Friday, 4 March 2011

Shiver

Shiver 
By Maggie Stiefvater
Blurb: 

The pack circled around me, tongues and teeth and growls.

When a local boy is killed by wolves, Grace’s small town becomes a place of fear and suspicion. 
But Grace can’t help being fascinated by the pack, and by one yellow-eyed wolf in particular. 
There’s something about him - something almost human. 
Then she meets a yellow-eyed boy whose familiarity takes her breath away... 


Critics Reviews: Shiver has remained on the bestseller list for over 32 weeks, selling 130,996 copies in 2009. it debuted at #9 on the New York Times Bestseller List and made the Amazon Top Ten Books for Teens, is a Indies Choice Book Award Finalist and is part of Publishers Weekly Best Books for Teens.

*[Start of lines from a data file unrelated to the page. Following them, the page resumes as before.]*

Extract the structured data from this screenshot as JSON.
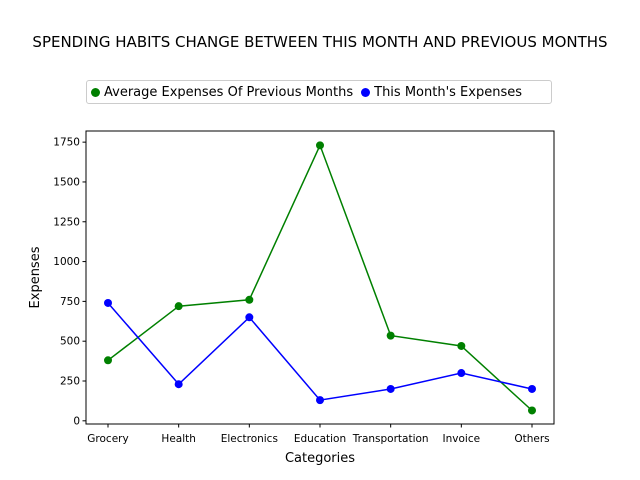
{
  "chart_data": {
    "type": "line",
    "title": "SPENDING HABITS CHANGE BETWEEN THIS MONTH AND PREVIOUS MONTHS",
    "xlabel": "Categories",
    "ylabel": "Expenses",
    "categories": [
      "Grocery",
      "Health",
      "Electronics",
      "Education",
      "Transportation",
      "Invoice",
      "Others"
    ],
    "ylim": [
      -20,
      1820
    ],
    "yticks": [
      0,
      250,
      500,
      750,
      1000,
      1250,
      1500,
      1750
    ],
    "legend_position": "top-center",
    "grid": false,
    "series": [
      {
        "name": "Average Expenses Of Previous Months",
        "color": "#008000",
        "values": [
          380,
          720,
          760,
          1730,
          535,
          470,
          65
        ]
      },
      {
        "name": "This Month's Expenses",
        "color": "#0000ff",
        "values": [
          740,
          230,
          650,
          130,
          200,
          300,
          200
        ]
      }
    ]
  }
}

My Review: Yes, I am a fan of the Twilight books. I realise this holds a bit of weight these days, but don’t let that put you off. 
I knew when I saw this book on Amazon that, like many teen books recently, Shiver is aimed at the Twilight market. This isn’t necessarily a bad thing. In fact, in many ways this has helped me broaden my reading.
Shiver, though, isn’t Twilight. There are enough similarities to satisfy fans but overall it much better written and a lot more involving. 
Told through a dual narrative, we follow Grace and Sam as they eventually meet, fall in love... and then the complications begin.
Sam is a werewolf, but Maggie Stiefvater tells Sam’s story with realism and emotion as we learn what that means in Mercy Falls. Being a werewolf means he’s subject to temperature: warmth turns him human, the cold wolf. But that’s not all, after a certain amount of changes Sam and the rest of the werewolves will stop changing human at all and will remain wolves - oblivious to human ways and emotions, basically forgetting their human selves.
Grace enters Sam’s world when she is attacked by the pack in her back garden, from then on she is fixated on seeing ‘her wolf’. It’s not until she finds Sam, newly turned human after being shot by the locals, that she finally gets to meet him. And thus begins their relationship and its consequences.
Such a lot happens in Shiver it really is a rollercoaster ride. 
One of the most heart-felt and interesting books I’ve read for a while, Shiver was a refreshing take on the recent vampire/werewolf fiction that is engulfing teen fiction of late.